With my eyes on the prize—the University of British Columbia—I returned home and somehow pulled myself together.
A year and a half later my resume listed strong academics, a stint as Students’ Council President, and handful of leadership awards. I graduated with great friends, a wonderful girlfriend, and choices, one of which was to study at UBC.
That was seven years ago. Since then I’ve earned a BA and (soon) an MA. I’ve met wonderful, inspiring individuals. I’ve started a business, organized youth conferences, tasted mangoes in Indonesia, led delegations to UN and NATO simulations, volunteered with political campaigns, participated on a Canada World Youth exchange, surfed off the coast of Ireland, and farmed organically in Japan. Seven years’ worth of intellectual, athletic, and interpersonal growth isn’t something that nine years ago, as an anorexic and a cutter at the epicenter of clinical depression, I could have conceived of.
∞
There was a time when, exhausted from fighting the permanent vultures inside my head, I wanted to give up. And there are days, now, when I still do, when I’m unbearably haunted by my failures and decisions I’ve made and people I’ve pushed away.

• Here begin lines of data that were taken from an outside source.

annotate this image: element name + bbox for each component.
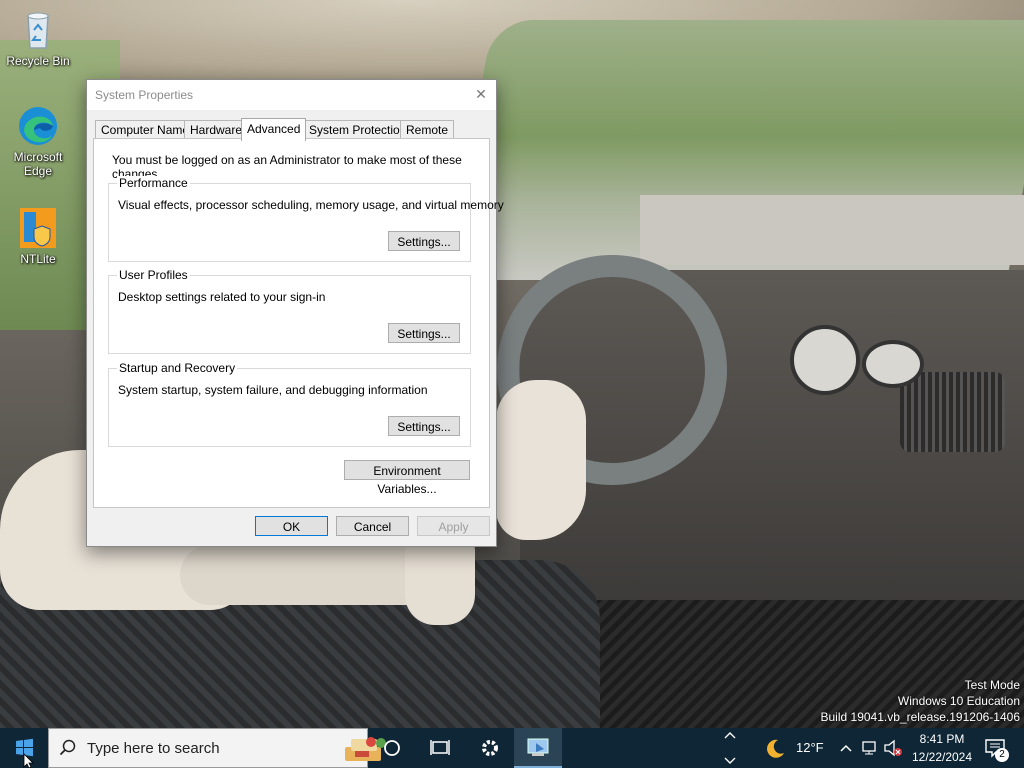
group-description: Desktop settings related to your sign-in — [118, 290, 326, 304]
group-description: System startup, system failure, and debu… — [118, 383, 428, 397]
start-button[interactable] — [0, 728, 48, 769]
search-icon — [59, 739, 76, 756]
startup-recovery-settings-button[interactable]: Settings... — [388, 416, 460, 436]
search-box[interactable]: Type here to search — [48, 728, 386, 768]
desktop-icon-edge[interactable]: Microsoft Edge — [4, 104, 72, 178]
close-icon[interactable]: ✕ — [466, 80, 496, 110]
wallpaper-dog-head — [496, 380, 586, 540]
group-title: Performance — [117, 176, 190, 190]
wallpaper-gauge — [862, 340, 924, 388]
cortana-button[interactable] — [368, 728, 416, 768]
notification-count-badge: 2 — [995, 748, 1009, 762]
system-properties-taskbar-button[interactable] — [514, 728, 562, 768]
search-placeholder: Type here to search — [87, 740, 220, 757]
test-mode-watermark: Test Mode Windows 10 Education Build 190… — [821, 677, 1021, 725]
tab-hardware[interactable]: Hardware — [184, 120, 249, 139]
weather-temperature[interactable]: 12°F — [796, 740, 824, 755]
performance-settings-button[interactable]: Settings... — [388, 231, 460, 251]
cortana-icon — [384, 740, 400, 756]
dialog-titlebar[interactable]: System Properties ✕ — [87, 80, 496, 110]
windows-logo-icon — [16, 738, 34, 769]
recycle-bin-icon — [27, 12, 49, 49]
tab-remote[interactable]: Remote — [400, 120, 455, 139]
user-profiles-settings-button[interactable]: Settings... — [388, 323, 460, 343]
tab-advanced[interactable]: Advanced — [241, 118, 307, 141]
ntlite-icon — [20, 208, 56, 248]
taskbar: Type here to search 12°F 8:41 PM 12/22/2… — [0, 728, 1024, 769]
performance-group: Performance Visual effects, processor sc… — [108, 176, 504, 262]
environment-variables-button[interactable]: Environment Variables... — [344, 460, 470, 496]
tab-computer-name[interactable]: Computer Name — [95, 120, 196, 139]
action-center-button[interactable]: 2 — [980, 728, 1024, 768]
user-profiles-group: User Profiles Desktop settings related t… — [108, 268, 471, 354]
watermark-line: Build 19041.vb_release.191206-1406 — [820, 710, 1021, 724]
clock[interactable]: 8:41 PM 12/22/2024 — [905, 730, 979, 766]
wallpaper-road — [640, 195, 1024, 265]
task-view-button[interactable] — [416, 728, 464, 768]
wallpaper-vent — [900, 372, 1005, 452]
desktop-icon-label: NTLite — [20, 252, 56, 266]
chevron-up-down-icon — [724, 732, 736, 764]
clock-date: 12/22/2024 — [911, 750, 973, 764]
moon-weather-icon[interactable] — [763, 737, 787, 761]
task-view-icon — [430, 740, 450, 755]
watermark-line: Test Mode — [964, 678, 1020, 692]
cancel-button[interactable]: Cancel — [336, 516, 409, 536]
chevron-up-icon[interactable] — [838, 740, 854, 756]
network-icon[interactable] — [861, 739, 879, 757]
tray-expand-arrow[interactable] — [716, 728, 744, 768]
desktop-icon-label: Microsoft Edge — [13, 150, 63, 178]
tab-system-protection[interactable]: System Protection — [303, 120, 413, 139]
volume-muted-icon[interactable] — [883, 739, 903, 757]
system-properties-dialog: System Properties ✕ Computer Name Hardwa… — [86, 79, 504, 547]
ok-button[interactable]: OK — [255, 516, 328, 536]
settings-taskbar-button[interactable] — [466, 728, 514, 768]
wallpaper-dog — [405, 540, 475, 625]
startup-recovery-group: Startup and Recovery System startup, sys… — [108, 361, 471, 447]
gear-icon — [482, 740, 498, 756]
advanced-tab-panel: You must be logged on as an Administrato… — [93, 138, 504, 508]
edge-icon — [19, 107, 57, 145]
dialog-title: System Properties — [95, 88, 194, 102]
group-description: Visual effects, processor scheduling, me… — [118, 198, 504, 212]
system-properties-icon — [527, 738, 549, 756]
desktop-icon-recycle-bin[interactable]: Recycle Bin — [4, 8, 72, 68]
group-title: Startup and Recovery — [117, 361, 238, 375]
group-title: User Profiles — [117, 268, 190, 282]
wallpaper-gauge — [790, 325, 860, 395]
wallpaper-dog — [180, 545, 440, 605]
desktop-icon-label: Recycle Bin — [6, 54, 70, 68]
watermark-line: Windows 10 Education — [897, 694, 1020, 708]
clock-time: 8:41 PM — [919, 732, 965, 746]
apply-button[interactable]: Apply — [417, 516, 490, 536]
desktop-icon-ntlite[interactable]: NTLite — [4, 206, 72, 266]
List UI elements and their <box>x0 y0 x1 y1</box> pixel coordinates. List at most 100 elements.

Yet I recognize that all I can do is build on these experiences and learn from them, to take each day as a new day, as a challenge. For strength I think about my family, the privileges and opportunities I’ve had. I think about rhubarb pie, about hiking in autumn, about surfing in the Pacific, about the first time I walked across the Lion’s Gate Bridge, about my first love.
I also know that I’m here today because people loved and supported me: a spectacular psychologist (who has opened me to the world), an Irish working horse (with a heart of gold), a contemporary Socrates (with infinite wisdom), and my ‘citrus.’ Find people that matter and find them a way into your life.
That greyness in life—depression tricks you into thinking that that’s all there is. But I swear, I swear there is more out there. Beyond the blinders there is a world out there, for all of us, that is brimming with potential, beauty, hope, and love. A world of some grey, and a whole lot of colour.
Tagged as dépression, Eating Disorders, hope, mental health, recovery, struggle.
Posted in anxiety, depression, distress, eating disorders, happiness, hope, lived experience, recovery, symptoms, treatment.
Posted on 24 Oct 2013
On Oct 25th 2013 at 12:38
Thank you for sharing your inspiring story
On Oct 27th 2013 at 10:30
Thank you.
On Oct 30th 2013 at 13:04
Thank you BTC – very well written because it’s clearly authentic and authenticity is one of the hardest qualities to exhibit with words. Your sentiments and experiences are something that many can relate to but few would be as able to bring to life and share, at least not at this level. Keep having dreams B, but just as importantly, keep acting to bring them to life – that is, to bring them to the rest of us. We’ll be waiting for them.
On Nov 4th 2013 at 07:05
I will, I will — I promise! Thank you for your lovely comment.
On Nov 26th 2013 at 14:57
Your text is enlightening.Like you,I suffered from eating disorders when I was a teenager. My father was abusive. I was studying in a College. I was very shy and eating in the cafeteria was a burden. I also suffered from severe depression who became chronic. Your text gives me hope. You did a lot of great experiences! For my part, I sometimes find happiness in small things. Your story is inspiring.
On Nov 28th 2013 at 21:58
Thank you. I’m very happy that you can find inspiration in what I wrote, and I hope that you are recovering from your experiences. Continue to find happiness in small things!